Así mismo, dotó a sus ediciones de una estética cuidada donde portadas, tipografías y ornamentación constituían el envoltorio ideal para un sinfín de historias. Sin embargo, la gran revolución reside en las ilustraciones interiores, concebidas no solo como adorno, sino también como complemento. En pocas palabras, podríamos denominar a estos libros como predecesores del álbum narrativo.
Todo esto es posible gracias a un elenco de artistas de primera fila, sobre todo en la primera y segunda etapa. Hasta 1915, algunos de los ilustradores que aparecen en sus libros son Narciso Méndez Bringa, que sería asiduo colaborador del semanario Blanco y Negro, Manuel Ángel o Ramón Cilla, que no solo realizarán las imágenes de estos cuentos, sino que también se encargarán de los textos.


Rafael Penagos


A partir de la dirección de Rafael Calleja, un hombre de refinado gusto que se movía en círculos literarios en torno a Gómez de la Serna, las ilustraciones corren a cuenta de Salvador Bartolozzi, su director artístico durante unos años y que también ilustró Pinocho y Chapete, Rafael Penagos, que popularizó el Art Decó en la ilustración gracias a sus fantasías llenas de motivos florales, búcaros y arabescos, el postmodernista José Zamora, Federico Ribas, Elías Corona, Antonio Lara de Gavilán alias Tono o el murciano Manuel Picolo.


Salvador Bartolozzi


En lo que a los textos se refiere y como apuntó Carmen Bravo-Villasante, estos cuentos parecían nacer por generación espontánea, ya que muchos de ellos y al igual que en otros contextos (véase el caso de los publicados por John Newbery un siglo antes), no iban firmados. Otra partida importante de cuentos fueron escritos por el propio editor o escritores como José López Rubio, adscrito a la Generación del 27, Magda Donato (pseudónimo de Carmen Eva Nelken), que trabajó activamente en la editorial Calleja gracias a series como Pipo y Pipa, o Juan Ramón Jiménez, a quien Calleja publicó la primera edición de Platero y yo. Otras firmas reconocidas fueron José Muñoz Escámez, autor de cientos de cuentos publicados en 1902 en la colección Azul Celeste, como Khing-Chu-Fu y otros cuentos y Jesús Sánchez Tena, dibujante y escritor.
Si bien es cierto que muchos otros insignes autores debieron publicar para Calleja, no tenemos constancia de sus nombres por dos razones. O bien, preferirían permanecer en el anonimato, o bien se perdieron a consecuencia de los archivos desaparecidos durante la Guerra Civil.

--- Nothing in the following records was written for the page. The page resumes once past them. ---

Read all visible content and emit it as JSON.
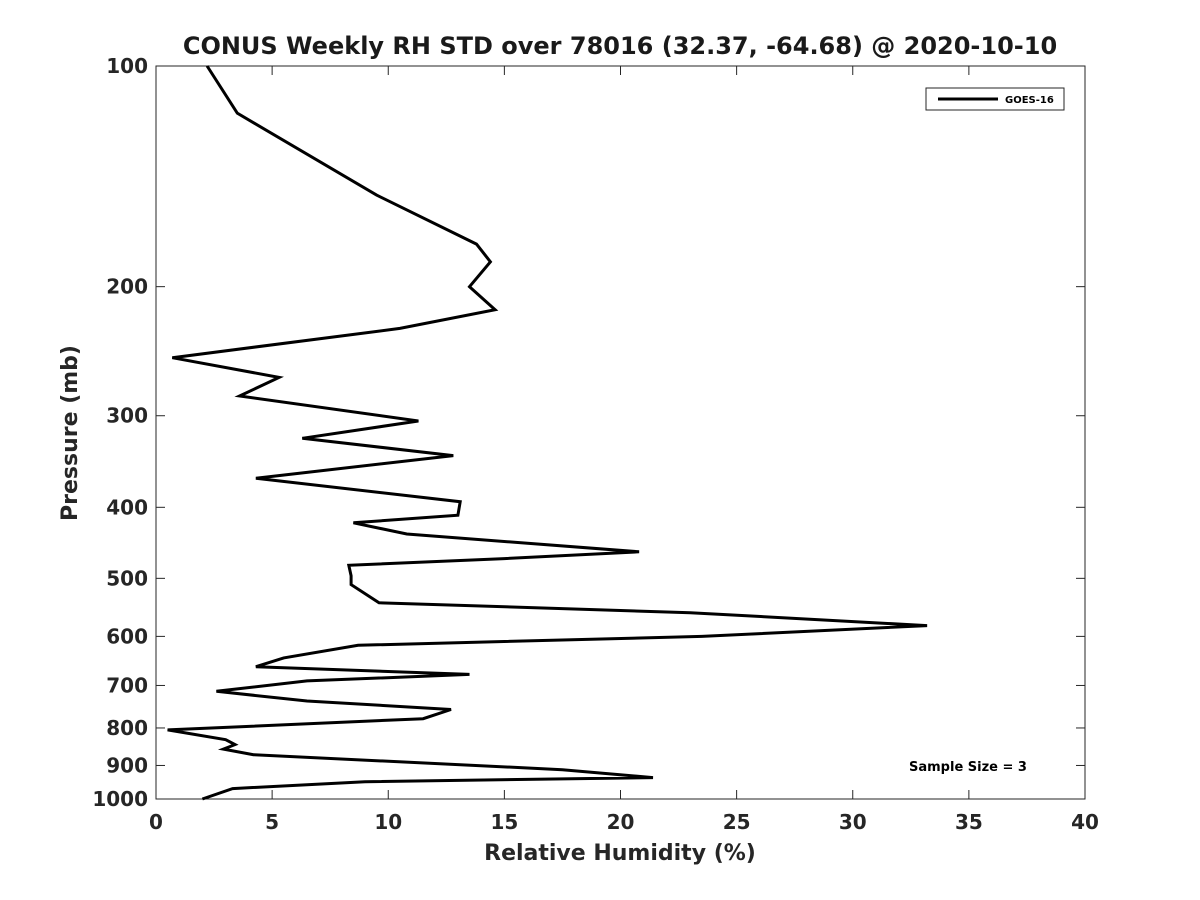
{
  "chart_data": {
    "type": "line",
    "title": "CONUS Weekly RH STD over 78016 (32.37, -64.68) @ 2020-10-10",
    "xlabel": "Relative Humidity (%)",
    "ylabel": "Pressure (mb)",
    "xlim": [
      0,
      40
    ],
    "ylim": [
      100,
      1000
    ],
    "y_scale": "log",
    "y_reversed": true,
    "grid": false,
    "legend_position": "top-right",
    "x_ticks": [
      "0",
      "5",
      "10",
      "15",
      "20",
      "25",
      "30",
      "35",
      "40"
    ],
    "y_ticks": [
      "100",
      "200",
      "300",
      "400",
      "500",
      "600",
      "700",
      "800",
      "900",
      "1000"
    ],
    "series": [
      {
        "name": "GOES-16",
        "color": "#000000",
        "points": [
          [
            2.2,
            100
          ],
          [
            3.5,
            116
          ],
          [
            9.5,
            150
          ],
          [
            13.8,
            175
          ],
          [
            14.4,
            185
          ],
          [
            13.5,
            200
          ],
          [
            14.6,
            215
          ],
          [
            10.5,
            228
          ],
          [
            0.7,
            250
          ],
          [
            5.3,
            266
          ],
          [
            3.6,
            282
          ],
          [
            11.3,
            305
          ],
          [
            6.3,
            322
          ],
          [
            12.8,
            340
          ],
          [
            4.3,
            365
          ],
          [
            13.1,
            393
          ],
          [
            13.0,
            410
          ],
          [
            8.5,
            420
          ],
          [
            10.8,
            435
          ],
          [
            20.8,
            460
          ],
          [
            15.0,
            470
          ],
          [
            8.3,
            480
          ],
          [
            8.4,
            496
          ],
          [
            8.4,
            510
          ],
          [
            9.6,
            540
          ],
          [
            23.0,
            557
          ],
          [
            33.2,
            580
          ],
          [
            23.5,
            600
          ],
          [
            8.7,
            617
          ],
          [
            5.5,
            642
          ],
          [
            4.3,
            660
          ],
          [
            13.5,
            676
          ],
          [
            6.5,
            690
          ],
          [
            2.6,
            713
          ],
          [
            6.5,
            735
          ],
          [
            12.7,
            755
          ],
          [
            11.5,
            777
          ],
          [
            0.5,
            805
          ],
          [
            3.0,
            830
          ],
          [
            3.4,
            843
          ],
          [
            2.9,
            855
          ],
          [
            4.2,
            870
          ],
          [
            17.5,
            912
          ],
          [
            21.4,
            935
          ],
          [
            9.0,
            947
          ],
          [
            3.3,
            968
          ],
          [
            2.0,
            1000
          ]
        ]
      }
    ],
    "annotation": "Sample Size = 3"
  }
}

Aunque muchos especialistas de la LIJ no son muy devotos de Calleja y sus libros, a un servidor le encantan por varias razones.
En primer lugar, hay que apuntar a su gran labor social. Consciente de las alarmantes tasas de analfabetismo que asolaban el país (N.B.: En 1860 sabía leer el 30% de los hombres y el 9% de las mujeres) a consecuencia de la desamortización de Mendizabal, unas leyes educativas en mantillas y la eterna escasez de recursos pedagógicos, Saturnino Calleja decide renunciar a los grandes márgenes de ganancia y multiplica el número de ejemplares (recuerden el tamaño de sus cuentos más vendidos). Esto abarata el precio final de unos libros que se venden entre cinco y diez céntimos de peseta, lo que permitía el acceso a la lectura de las familias más humildes. Esta estrategia desbarata la idea del libro como objeto de lujo reservado para las clases acomodadas y pasa a ser un bien cotidiano que puede encontrarse tanto en los internados religiosos, como en las escuelas rurales.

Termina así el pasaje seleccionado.